More is not better
The American College of Sports Medicine (ACSM) is the country’s most credible voice on the power of exercise for good health. The ACSM and its member professionals (including me) are routinely on the leading edge of the best evidence-based advocacy for exercise as the essential lever for both sports performance enhancement and chronic disease risk prevention and management. ACSM peer-reviewed journals are the best in the business.
Imagine my chagrin, then, when I received in yesterday’s mail a promotional flyer encouraging ACSM members to get ultrasound screening for cardiovascular disease (CVD) from LifeLine Screening. I guess that the fealty to evidence only applies when positioning yourself as the “expert” , but not when pitching unsubstantiated (and probably money-making) fluff to the membership.
The brochure’s headline pitch is that ultrasound screening of the carotid arteries can help to “prevent cardiovascular disease and sudden stroke.” Let’s start with some fundamentals:
- Screenings don’t “prevent” disease in most cases; they typically find incipient disease or risk factors, which may or may not merit treatment, depending on the person’s constellation of risk factors. Healthy adults with no symptoms and few or no risk factors are almost certainly not likely to benefit from mass screening…for almost anything.

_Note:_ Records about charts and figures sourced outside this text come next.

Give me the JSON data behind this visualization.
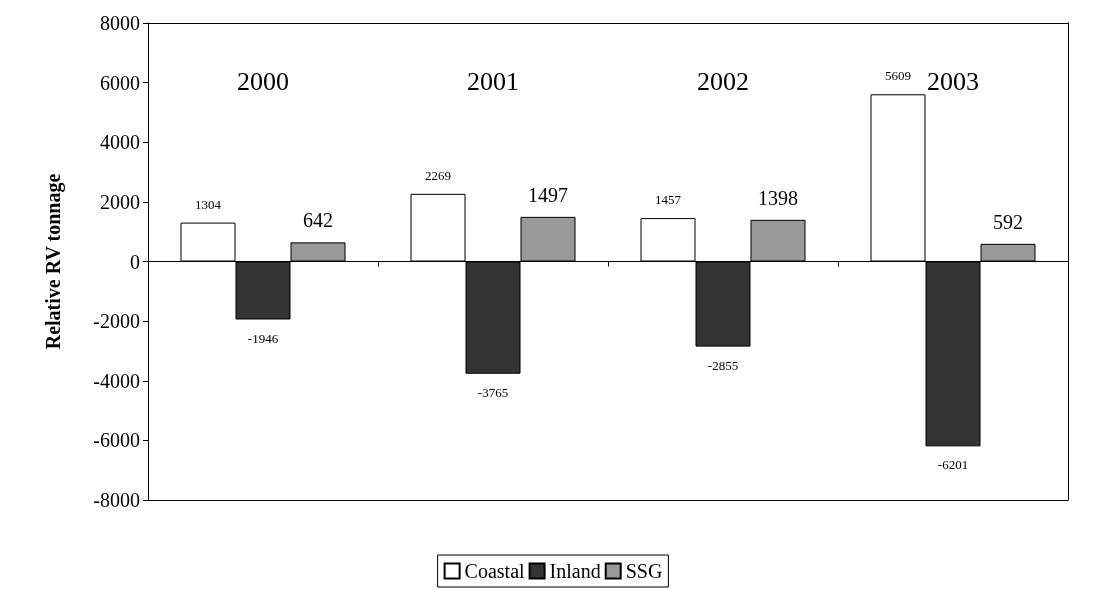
{
  "chart_data": {
    "type": "bar",
    "ylabel": "Relative RV tonnage",
    "categories": [
      "2000",
      "2001",
      "2002",
      "2003"
    ],
    "series": [
      {
        "name": "Coastal",
        "color": "#ffffff",
        "values": [
          1304,
          2269,
          1457,
          5609
        ]
      },
      {
        "name": "Inland",
        "color": "#333333",
        "values": [
          -1946,
          -3765,
          -2855,
          -6201
        ]
      },
      {
        "name": "SSG",
        "color": "#999999",
        "values": [
          642,
          1497,
          1398,
          592
        ]
      }
    ],
    "ylim": [
      -8000,
      8000
    ],
    "yticks": [
      -8000,
      -6000,
      -4000,
      -2000,
      0,
      2000,
      4000,
      6000,
      8000
    ],
    "legend": "bottom",
    "data_labels": true
  }
}
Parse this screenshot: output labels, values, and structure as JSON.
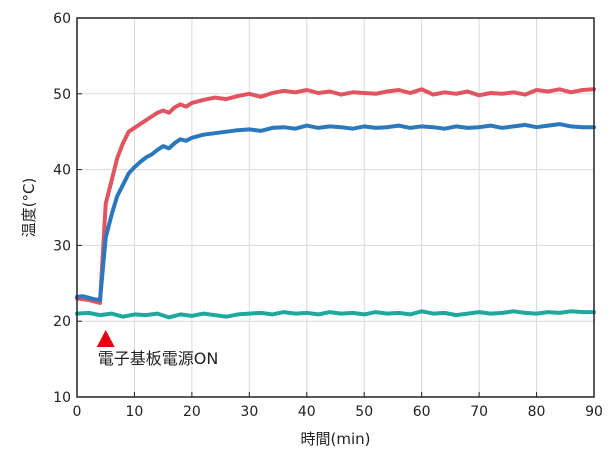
{
  "chart_data": {
    "type": "line",
    "xlabel": "時間(min)",
    "ylabel": "温度(°C)",
    "xlim": [
      0,
      90
    ],
    "ylim": [
      10,
      60
    ],
    "xticks": [
      0,
      10,
      20,
      30,
      40,
      50,
      60,
      70,
      80,
      90
    ],
    "yticks": [
      10,
      20,
      30,
      40,
      50,
      60
    ],
    "grid": true,
    "annotation": {
      "text": "電子基板電源ON",
      "x": 5,
      "color": "#e60012"
    },
    "series": [
      {
        "color": "#e05560",
        "x": [
          0,
          1,
          2,
          3,
          4,
          5,
          6,
          7,
          8,
          9,
          10,
          11,
          12,
          13,
          14,
          15,
          16,
          17,
          18,
          19,
          20,
          22,
          24,
          26,
          28,
          30,
          32,
          34,
          36,
          38,
          40,
          42,
          44,
          46,
          48,
          50,
          52,
          54,
          56,
          58,
          60,
          62,
          64,
          66,
          68,
          70,
          72,
          74,
          76,
          78,
          80,
          82,
          84,
          86,
          88,
          90
        ],
        "y": [
          23,
          22.9,
          22.8,
          22.6,
          22.4,
          35.5,
          38.5,
          41.5,
          43.5,
          45,
          45.5,
          46,
          46.5,
          47,
          47.5,
          47.8,
          47.5,
          48.2,
          48.6,
          48.3,
          48.8,
          49.2,
          49.5,
          49.3,
          49.7,
          50,
          49.6,
          50.1,
          50.4,
          50.2,
          50.5,
          50.1,
          50.3,
          49.9,
          50.2,
          50.1,
          50,
          50.3,
          50.5,
          50.1,
          50.6,
          49.9,
          50.2,
          50,
          50.3,
          49.8,
          50.1,
          50,
          50.2,
          49.9,
          50.5,
          50.3,
          50.6,
          50.2,
          50.5,
          50.6
        ]
      },
      {
        "color": "#2a78be",
        "x": [
          0,
          1,
          2,
          3,
          4,
          5,
          6,
          7,
          8,
          9,
          10,
          11,
          12,
          13,
          14,
          15,
          16,
          17,
          18,
          19,
          20,
          22,
          24,
          26,
          28,
          30,
          32,
          34,
          36,
          38,
          40,
          42,
          44,
          46,
          48,
          50,
          52,
          54,
          56,
          58,
          60,
          62,
          64,
          66,
          68,
          70,
          72,
          74,
          76,
          78,
          80,
          82,
          84,
          86,
          88,
          90
        ],
        "y": [
          23.2,
          23.3,
          23.1,
          22.9,
          22.8,
          31,
          34,
          36.5,
          38,
          39.5,
          40.3,
          41,
          41.6,
          42,
          42.6,
          43.1,
          42.8,
          43.5,
          44,
          43.8,
          44.2,
          44.6,
          44.8,
          45,
          45.2,
          45.3,
          45.1,
          45.5,
          45.6,
          45.4,
          45.8,
          45.5,
          45.7,
          45.6,
          45.4,
          45.7,
          45.5,
          45.6,
          45.8,
          45.5,
          45.7,
          45.6,
          45.4,
          45.7,
          45.5,
          45.6,
          45.8,
          45.5,
          45.7,
          45.9,
          45.6,
          45.8,
          46,
          45.7,
          45.6,
          45.6
        ]
      },
      {
        "color": "#1fa89e",
        "x": [
          0,
          2,
          4,
          6,
          8,
          10,
          12,
          14,
          16,
          18,
          20,
          22,
          24,
          26,
          28,
          30,
          32,
          34,
          36,
          38,
          40,
          42,
          44,
          46,
          48,
          50,
          52,
          54,
          56,
          58,
          60,
          62,
          64,
          66,
          68,
          70,
          72,
          74,
          76,
          78,
          80,
          82,
          84,
          86,
          88,
          90
        ],
        "y": [
          21,
          21.1,
          20.8,
          21,
          20.6,
          20.9,
          20.8,
          21,
          20.5,
          20.9,
          20.7,
          21,
          20.8,
          20.6,
          20.9,
          21,
          21.1,
          20.9,
          21.2,
          21,
          21.1,
          20.9,
          21.2,
          21,
          21.1,
          20.9,
          21.2,
          21,
          21.1,
          20.9,
          21.3,
          21,
          21.1,
          20.8,
          21,
          21.2,
          21,
          21.1,
          21.3,
          21.1,
          21,
          21.2,
          21.1,
          21.3,
          21.2,
          21.2
        ]
      }
    ]
  }
}
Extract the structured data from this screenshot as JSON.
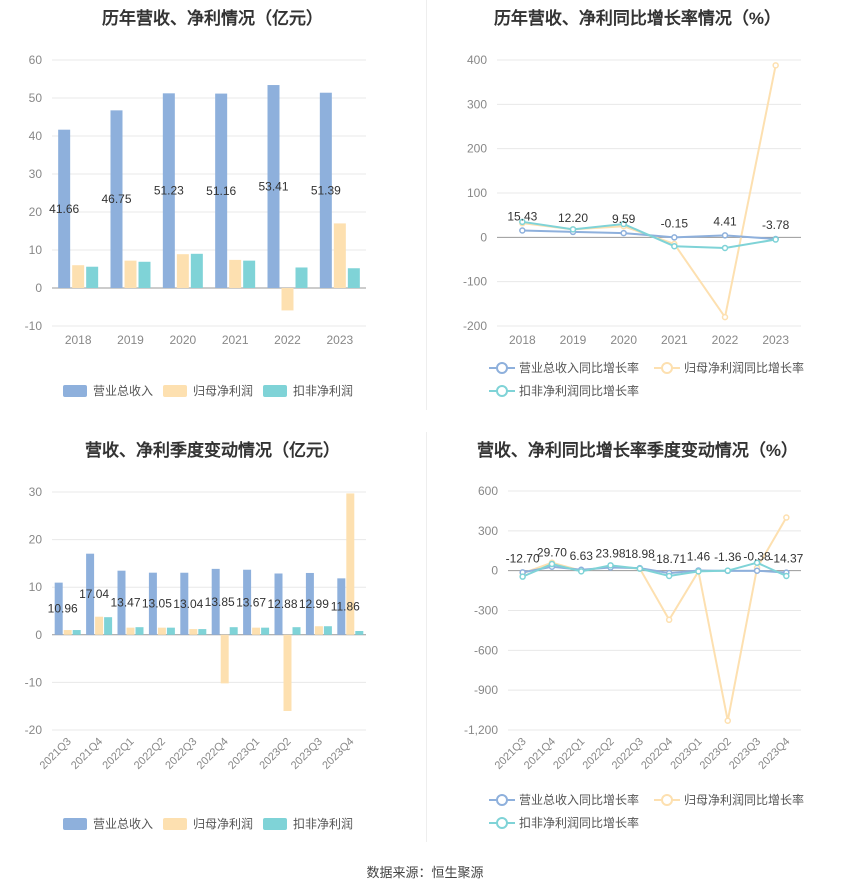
{
  "source": {
    "label": "数据来源：恒生聚源"
  },
  "chart_data": [
    {
      "type": "bar",
      "title": "历年营收、净利情况（亿元）",
      "categories": [
        "2018",
        "2019",
        "2020",
        "2021",
        "2022",
        "2023"
      ],
      "series": [
        {
          "name": "营业总收入",
          "color": "#8eb0dc",
          "values": [
            41.66,
            46.75,
            51.23,
            51.16,
            53.41,
            51.39
          ]
        },
        {
          "name": "归母净利润",
          "color": "#fde0b0",
          "values": [
            6.0,
            7.2,
            8.9,
            7.4,
            -5.9,
            17.0
          ]
        },
        {
          "name": "扣非净利润",
          "color": "#7fd3d7",
          "values": [
            5.6,
            6.9,
            9.0,
            7.2,
            5.4,
            5.2
          ]
        }
      ],
      "data_labels": [
        "41.66",
        "46.75",
        "51.23",
        "51.16",
        "53.41",
        "51.39"
      ],
      "yticks": [
        "60",
        "50",
        "40",
        "30",
        "20",
        "10",
        "0",
        "-10"
      ],
      "ylim": [
        -10,
        60
      ],
      "legend": "bottom"
    },
    {
      "type": "line",
      "title": "历年营收、净利同比增长率情况（%）",
      "categories": [
        "2018",
        "2019",
        "2020",
        "2021",
        "2022",
        "2023"
      ],
      "series": [
        {
          "name": "营业总收入同比增长率",
          "color": "#8eb0dc",
          "values": [
            15.43,
            12.2,
            9.59,
            -0.15,
            4.41,
            -3.78
          ]
        },
        {
          "name": "归母净利润同比增长率",
          "color": "#fde0b0",
          "values": [
            32,
            18,
            25,
            -15,
            -180,
            388
          ]
        },
        {
          "name": "扣非净利润同比增长率",
          "color": "#7fd3d7",
          "values": [
            35,
            18,
            30,
            -20,
            -24,
            -5
          ]
        }
      ],
      "data_labels": [
        "15.43",
        "12.20",
        "9.59",
        "-0.15",
        "4.41",
        "-3.78"
      ],
      "yticks": [
        "400",
        "300",
        "200",
        "100",
        "0",
        "-100",
        "-200"
      ],
      "ylim": [
        -200,
        400
      ],
      "legend": "bottom"
    },
    {
      "type": "bar",
      "title": "营收、净利季度变动情况（亿元）",
      "categories": [
        "2021Q3",
        "2021Q4",
        "2022Q1",
        "2022Q2",
        "2022Q3",
        "2022Q4",
        "2023Q1",
        "2023Q2",
        "2023Q3",
        "2023Q4"
      ],
      "series": [
        {
          "name": "营业总收入",
          "color": "#8eb0dc",
          "values": [
            10.96,
            17.04,
            13.47,
            13.05,
            13.04,
            13.85,
            13.67,
            12.88,
            12.99,
            11.86
          ]
        },
        {
          "name": "归母净利润",
          "color": "#fde0b0",
          "values": [
            1.0,
            3.8,
            1.5,
            1.5,
            1.2,
            -10.2,
            1.5,
            -16.0,
            1.8,
            29.7
          ]
        },
        {
          "name": "扣非净利润",
          "color": "#7fd3d7",
          "values": [
            1.0,
            3.7,
            1.6,
            1.5,
            1.2,
            1.6,
            1.5,
            1.6,
            1.8,
            0.8
          ]
        }
      ],
      "data_labels": [
        "10.96",
        "17.04",
        "13.47",
        "13.05",
        "13.04",
        "13.85",
        "13.67",
        "12.88",
        "12.99",
        "11.86"
      ],
      "yticks": [
        "30",
        "20",
        "10",
        "0",
        "-10",
        "-20"
      ],
      "ylim": [
        -20,
        30
      ],
      "legend": "bottom"
    },
    {
      "type": "line",
      "title": "营收、净利同比增长率季度变动情况（%）",
      "categories": [
        "2021Q3",
        "2021Q4",
        "2022Q1",
        "2022Q2",
        "2022Q3",
        "2022Q4",
        "2023Q1",
        "2023Q2",
        "2023Q3",
        "2023Q4"
      ],
      "series": [
        {
          "name": "营业总收入同比增长率",
          "color": "#8eb0dc",
          "values": [
            -12.7,
            29.7,
            6.63,
            23.98,
            18.98,
            -18.71,
            1.46,
            -1.36,
            -0.38,
            -14.37
          ]
        },
        {
          "name": "归母净利润同比增长率",
          "color": "#fde0b0",
          "values": [
            -20,
            60,
            0,
            30,
            15,
            -370,
            -5,
            -1130,
            20,
            400
          ]
        },
        {
          "name": "扣非净利润同比增长率",
          "color": "#7fd3d7",
          "values": [
            -45,
            50,
            -5,
            40,
            15,
            -40,
            -5,
            0,
            60,
            -40
          ]
        }
      ],
      "data_labels": [
        "-12.70",
        "29.70",
        "6.63",
        "23.98",
        "18.98",
        "-18.71",
        "1.46",
        "-1.36",
        "-0.38",
        "-14.37"
      ],
      "yticks": [
        "600",
        "300",
        "0",
        "-300",
        "-600",
        "-900",
        "-1,200"
      ],
      "ylim": [
        -1200,
        600
      ],
      "legend": "bottom"
    }
  ]
}
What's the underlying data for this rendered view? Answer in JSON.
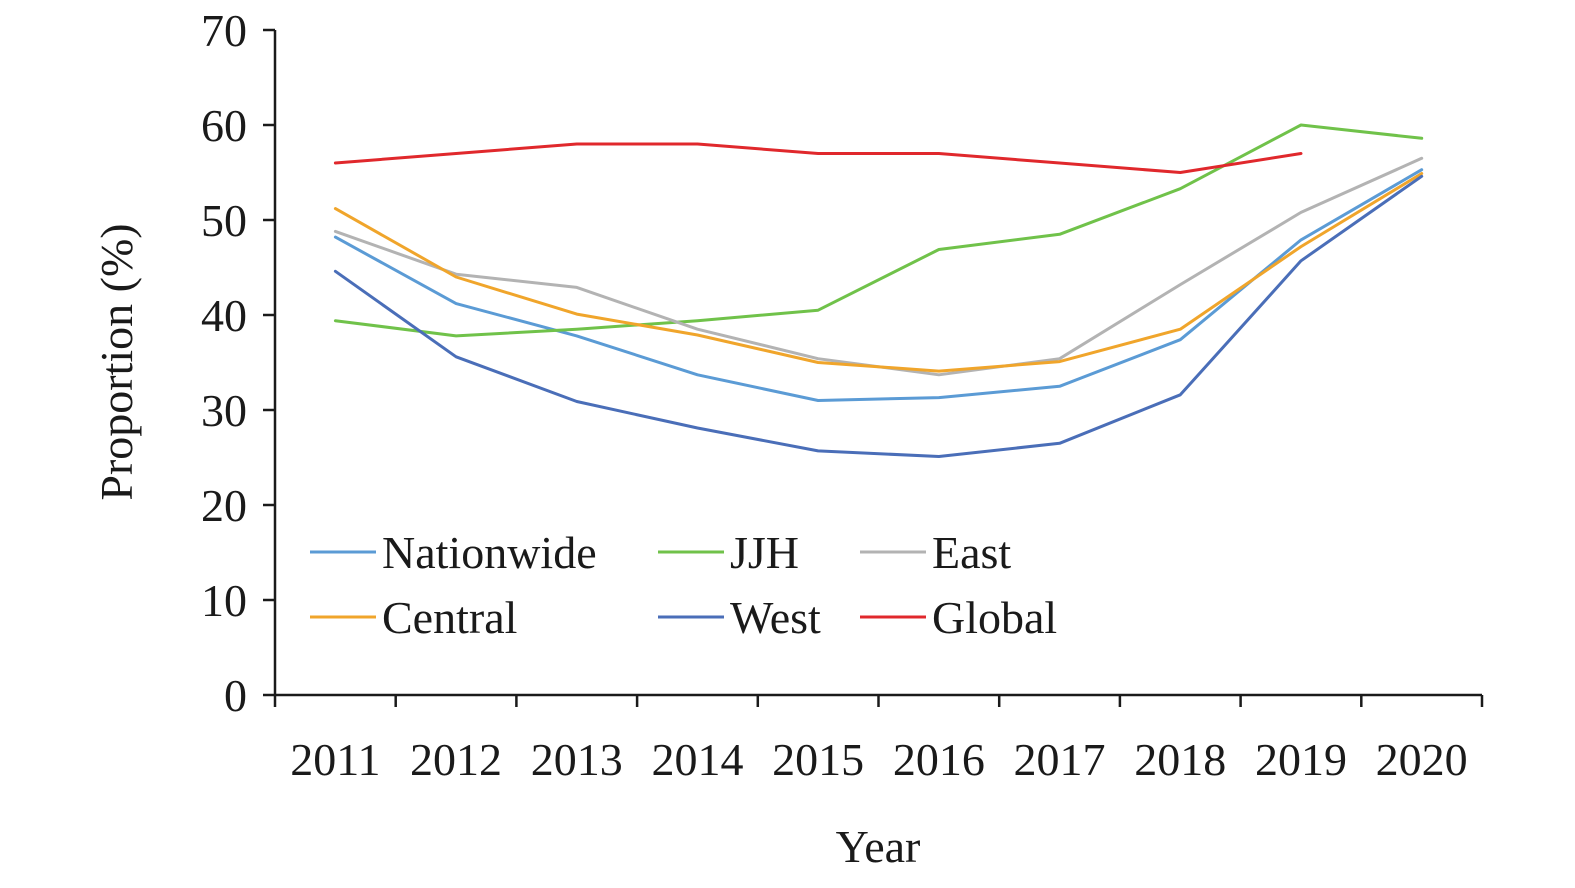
{
  "chart_data": {
    "type": "line",
    "xlabel": "Year",
    "ylabel": "Proportion (%)",
    "ylim": [
      0,
      70
    ],
    "yticks": [
      0,
      10,
      20,
      30,
      40,
      50,
      60,
      70
    ],
    "categories": [
      "2011",
      "2012",
      "2013",
      "2014",
      "2015",
      "2016",
      "2017",
      "2018",
      "2019",
      "2020"
    ],
    "grid": false,
    "legend_position": "bottom-left inside",
    "series": [
      {
        "name": "Nationwide",
        "color": "#5b9bd5",
        "values": [
          48.2,
          41.2,
          37.8,
          33.7,
          31.0,
          31.3,
          32.5,
          37.4,
          47.9,
          55.3
        ]
      },
      {
        "name": "JJH",
        "color": "#70c24a",
        "values": [
          39.4,
          37.8,
          38.5,
          39.4,
          40.5,
          46.9,
          48.5,
          53.3,
          60.0,
          58.6
        ]
      },
      {
        "name": "East",
        "color": "#b3b3b3",
        "values": [
          48.8,
          44.3,
          42.9,
          38.5,
          35.4,
          33.7,
          35.4,
          43.2,
          50.8,
          56.5
        ]
      },
      {
        "name": "Central",
        "color": "#f0a52b",
        "values": [
          51.2,
          44.0,
          40.1,
          37.9,
          35.0,
          34.1,
          35.1,
          38.5,
          47.2,
          54.9
        ]
      },
      {
        "name": "West",
        "color": "#4a6eb8",
        "values": [
          44.6,
          35.6,
          30.9,
          28.1,
          25.7,
          25.1,
          26.5,
          31.6,
          45.7,
          54.6
        ]
      },
      {
        "name": "Global",
        "color": "#e0282c",
        "values": [
          56.0,
          57.0,
          58.0,
          58.0,
          57.0,
          57.0,
          56.0,
          55.0,
          57.0,
          null
        ]
      }
    ]
  }
}
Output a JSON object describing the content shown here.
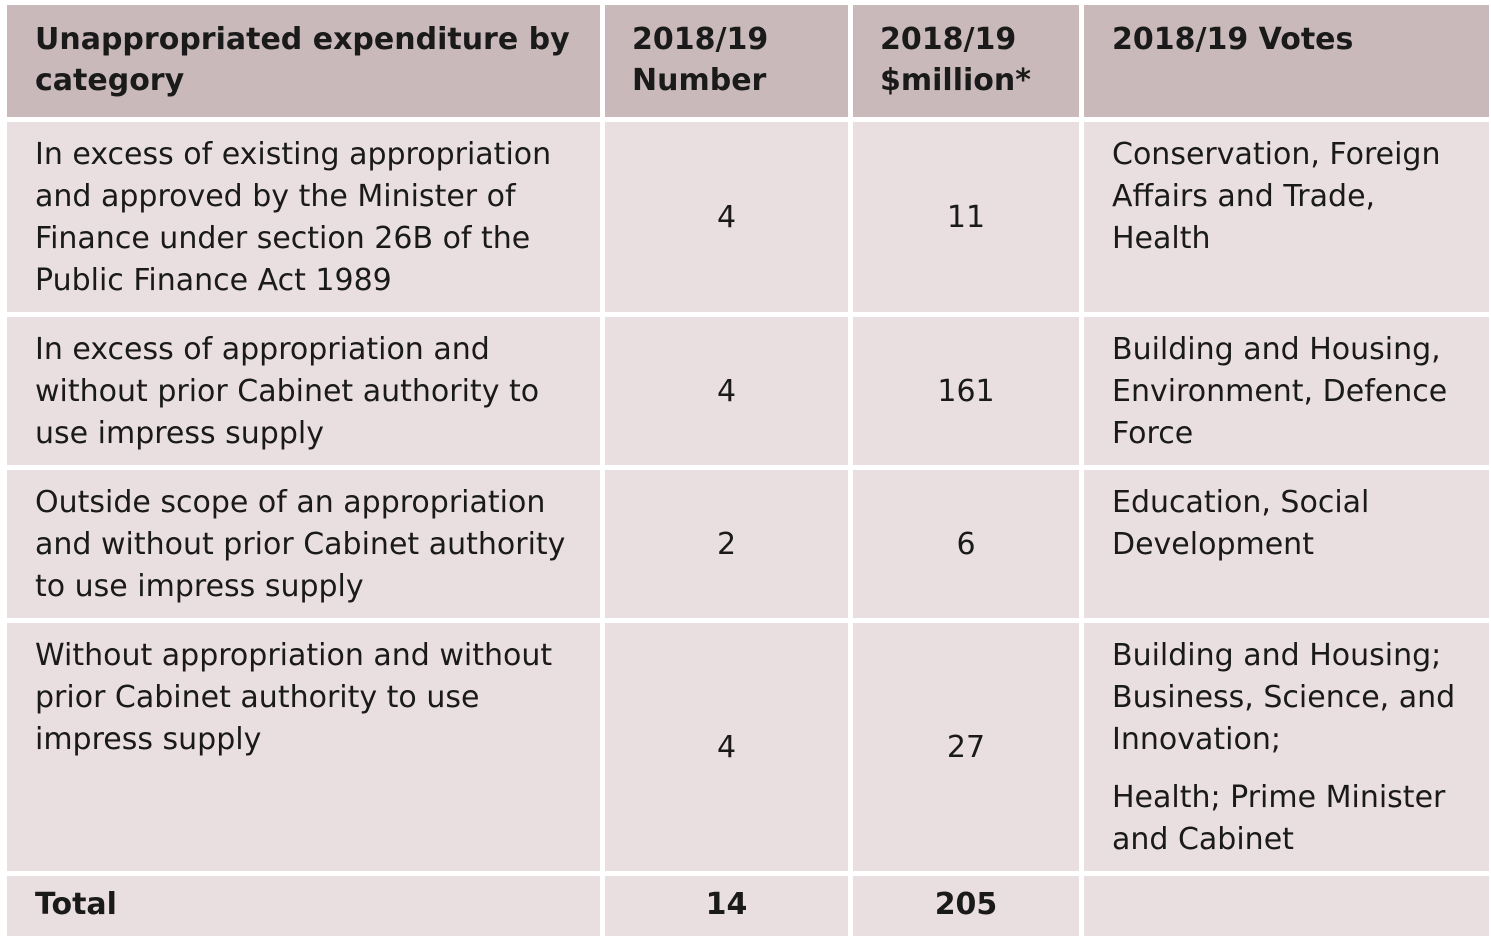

- There is no nuancing of the recommendation. Routine ultrasound screening of the carotid arteries in healthy adults was rejected by the US Preventive Services Task Force in 2008.
- The USPTF also reported that screening for aortic aneurysm is not evidence-based in adults without risk factors or a history of smoking.
- A further study of ultrasound screening of the carotid arteries, done at NYU’s Langone Medical Center, concluded that it has value in adults with evidence of ventricular dysfunction.
- In the Choosing Wisely initiative of the American College of Physicians (ACP), the American College of Cardiology and the ACP reject enhanced imaging for CVD in patients without symptoms or significant risk factors. (They don’t specifically reject carotid artery ultrasound, but it is unclear from the writing whether it is or is not subsumed in the category of “advanced imaging.” Even if it is not, what’s clear from the procedures they caution against is that screening generally healthy adults is frowned upon.)
- There is no discussion of outcomes. Finding disease is not an outcome. Demonstrating that finding the disease altered treatment decisions or the trajectory of the illness are outcomes.
- There is zero acknowledgement of false positives and their adverse impact.
- There is no disclosure of the financial relationship between ACSM and LifeLine. As a dues-paying ACSM member, I want to know how much money the organization may make through the promotion of unnecessary medical care, during an era when there is a critically important debate over whether more medical care is necessarily better medical care. If you doubt the value of this proposition, read Know Your Chances and Overdiagnosed.
- There is no disclosure of the fact that these screenings likely are not reimbursable by a health plan, which is a strong indicator that they are largely commercial in nature, not clinical.
- Last, but not least, it is highly likely that these screenings are mostly irrelevant to the ACSM member population. I think that it is safe to stipulate that ACSM members are likely younger, healthier, and fitter than the general population. According to the CDC, stroke prevalence in people over age 65 is more than double that in people under 65; in other words, it is a disease primarily of aging (and poor health habits). Why promote screenings of dubious value to people who are supposed to be leading the way for the rest of the country?
Membership can be hazardous to your health
This is embarrassing. When you aspire to excellence and leadership, your adherence to the critical principles that frame your aspirations must be unassailable. You cannot stand before the nation and exhort employers, governments, and individuals to follow your evidence-based strategies and then turn around and entice your membership to participate in a game of clinical trivial pursuits. ACSM loves to brag about how its leadership appears TV and cavorts in Washington with the First Lady and Congressional leaders, such as they are. You are either all in for evidence and disclosure or you are just a politician. And, really, don’t we already have enough of those?
I invite responses from the ACSM.
Addendum, June 20, 2012:
My blog post of June 19 drew a prompt and highly professional response from ACSM. Both CEO Jim Whitehead and Senior Director of Communication and Advocacy Dan Henkel communicated with me throughout the day, moving quickly to find out what happened and why. Henkel assured me that the letter was mailed in breach of ACSM’s “own protocol for reviewing communications about the affinity program, which offers discounts as a member benefit.” Further, both gentlemen made clear that a promotion letter such as this one would never again leave ACSM offices and that the organization is moving to improve internal controls in that regard.
As an exercise professional, it heartens me that the leadership of my College takes these kinds of criticisms seriously and reacts to them in a manner that is both very reasonable and responsible. ACSM may have erred in sending the letter, but, in my view, they have set a high standard for organizational behavior by acknowledging such and moving to prevent further events.